My accountability buddy (Adam, in Israel!) recommended the Huberman Lab podcast. Because another friend (Laurie, a Ph.D. psychologist!) had just lost her beloved dog, I listened to an episode about grief. I also wanted to understand my own history with grief.
Andrew Huberman, Ph.D., is a tenured Professor in the Department of Neurobiology at the Stanford University School of Medicine. In this episode,
“I explain the biological mechanisms of grief, including how neural circuits for emotional and factual memory combine with those for love and attachment, to create feelings of absence and yearning.”
He says research shows there are three things that determine the level of impact of grief on the brain:
- Ability to locate the lost person/pet/thing in time.
- Ability to locate the lost person/pet/thing in place.
- Level of attachment to the person/pet/thing before they were lost.
According to Huberman, the brain relies more on its storehouse of experiences than knowledge.

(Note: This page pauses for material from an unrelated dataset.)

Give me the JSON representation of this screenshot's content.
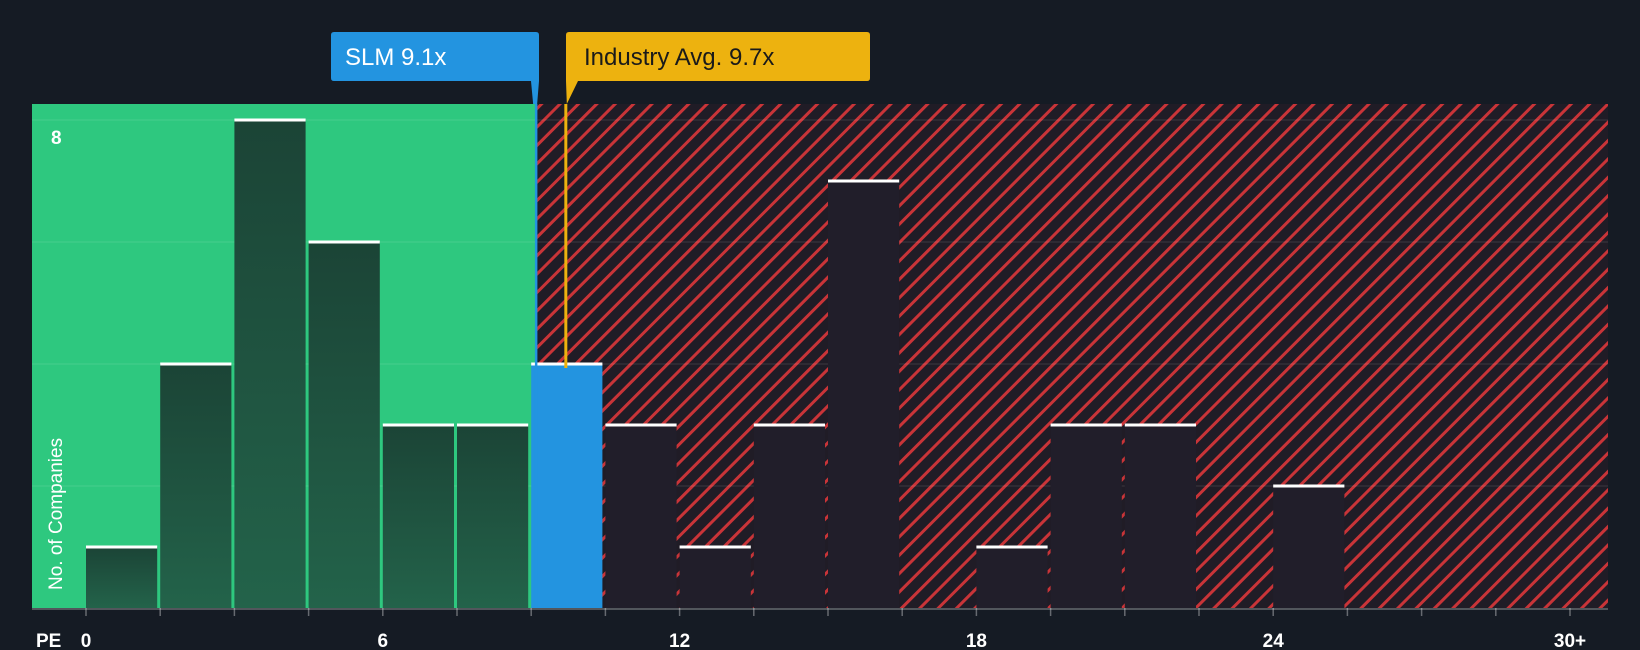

This is why you can know someone is dead but still expect them to walk through the front door.
Some people attempt to minimize the pain of grief by minimizing the attachment. “I didn’t love him all that much. I mean, the honeymoon was definitely over.”

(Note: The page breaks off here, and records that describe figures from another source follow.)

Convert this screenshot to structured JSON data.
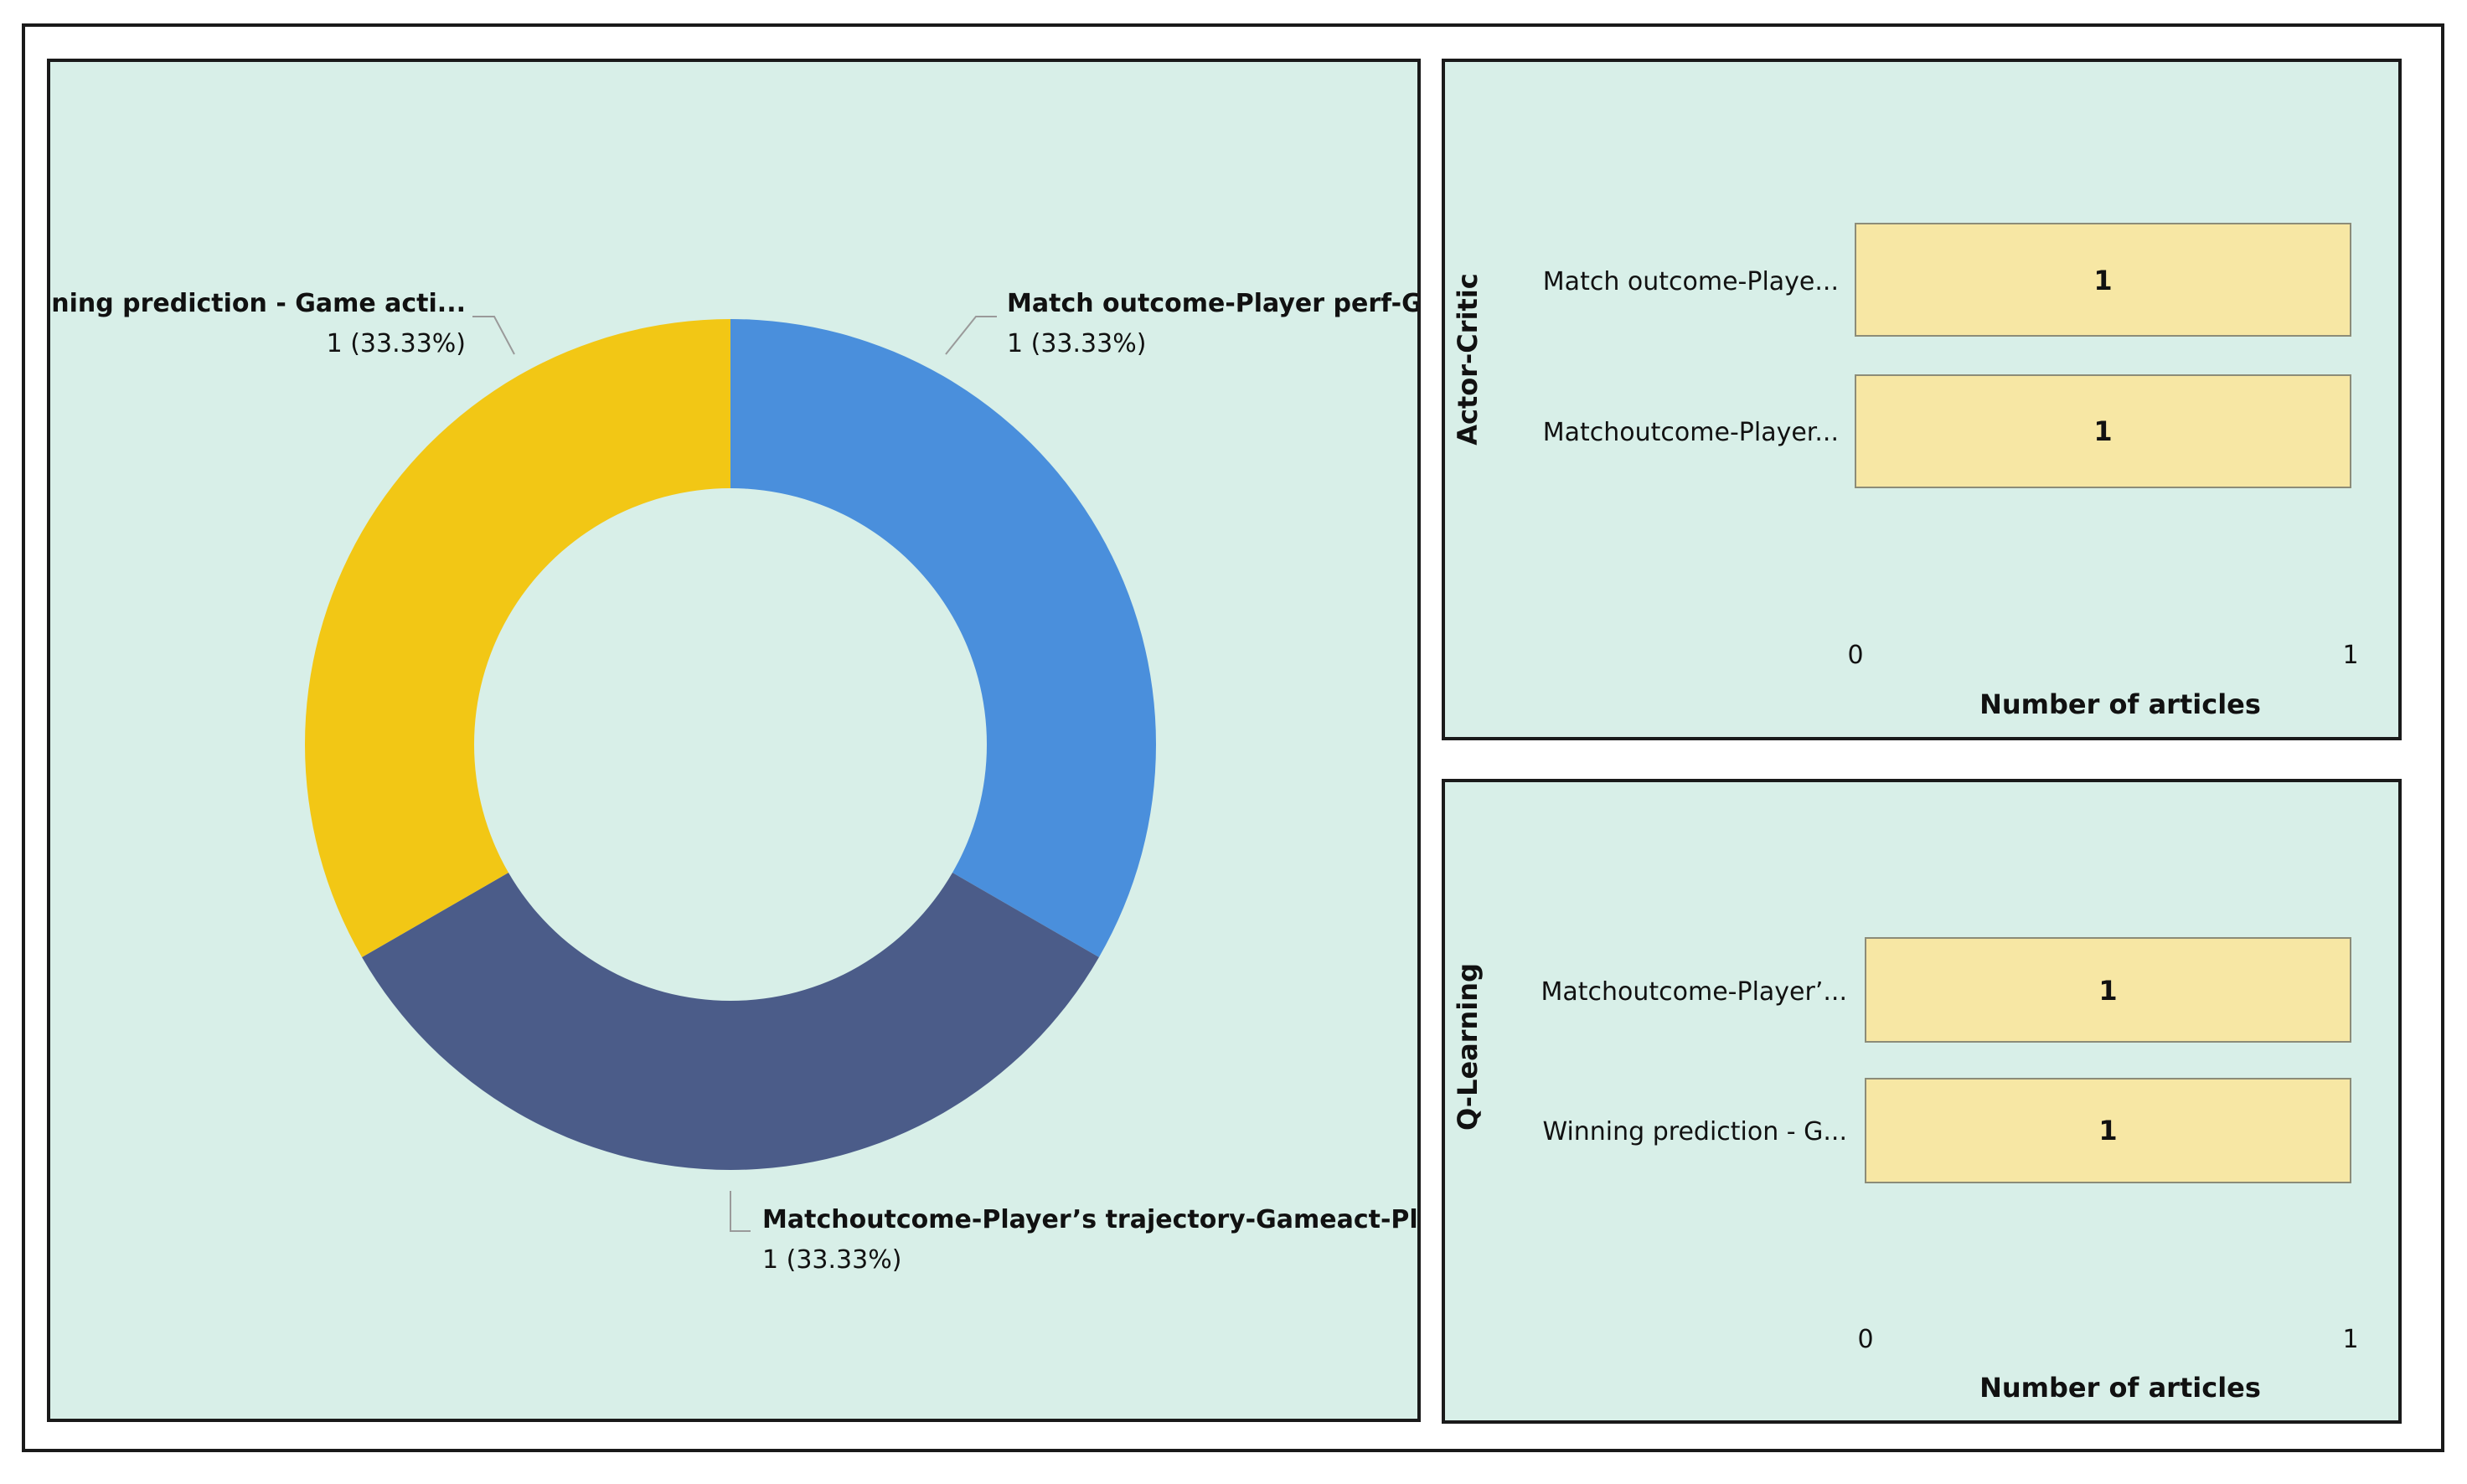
{
  "colors": {
    "panel_bg": "#d8efe8",
    "border": "#1a1a1a",
    "bar_fill": "#f7e7a4",
    "bar_stroke": "#8c8c78"
  },
  "chart_data": [
    {
      "type": "pie",
      "style": "donut",
      "slices": [
        {
          "label": "Match outcome-Player perf-Ga...",
          "value": 1,
          "value_label": "1 (33.33%)",
          "color": "#4a8fdc"
        },
        {
          "label": "Matchoutcome-Player’s trajectory-Gameact-Player...",
          "value": 1,
          "value_label": "1 (33.33%)",
          "color": "#4b5c89"
        },
        {
          "label": "Winning prediction - Game acti...",
          "value": 1,
          "value_label": "1 (33.33%)",
          "color": "#f2c715"
        }
      ]
    },
    {
      "type": "bar",
      "orientation": "horizontal",
      "group_label": "Actor-Critic",
      "categories": [
        "Match outcome-Playe...",
        "Matchoutcome-Player..."
      ],
      "values": [
        1,
        1
      ],
      "data_labels": [
        "1",
        "1"
      ],
      "xlabel": "Number of articles",
      "xlim": [
        0,
        1
      ],
      "xticks": [
        "0",
        "1"
      ]
    },
    {
      "type": "bar",
      "orientation": "horizontal",
      "group_label": "Q-Learning",
      "categories": [
        "Matchoutcome-Player’...",
        "Winning prediction - G..."
      ],
      "values": [
        1,
        1
      ],
      "data_labels": [
        "1",
        "1"
      ],
      "xlabel": "Number of articles",
      "xlim": [
        0,
        1
      ],
      "xticks": [
        "0",
        "1"
      ]
    }
  ]
}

Instead of minimizing, Huberman recommends putting the person in a place and time other than the place and time they formerly occupied. In heaven, for example. You’ll see them again when you depart the planet, too.
My brain imagines Trent swimming in the Amazon or among the clouds. Leda is running on the grassy hill from my dream, with her full tail.
Although I am separated from Jenna, Trent’s daughter, and there is grief with that, I have told myself periodically over the last eleven years, “You’ll see her again when she gets married (time), at her wedding (place).
About once a year, I search “Herb Price Battle Creek MI” to see if Trent’s father is still alive. When I did that this Spring, I learned he was alive but Jean, Trent’s mom, had died. From her obituary, I learned Jenna is getting married.
I don’t know why I thought someone would tell me, someone would invite me, but I did.
They didn’t.
We’ve since had an interaction that made it clear I am not invited, not wanted. I am dropping the gift I had offered, dropping my hands to my sides.
What is required is love with nothing in return. To love myself, to love Jenna. To send her light and love, to wish them well, then drop it.
Chewing the Cud of Good
Thankful for Trent, who showed me what love is.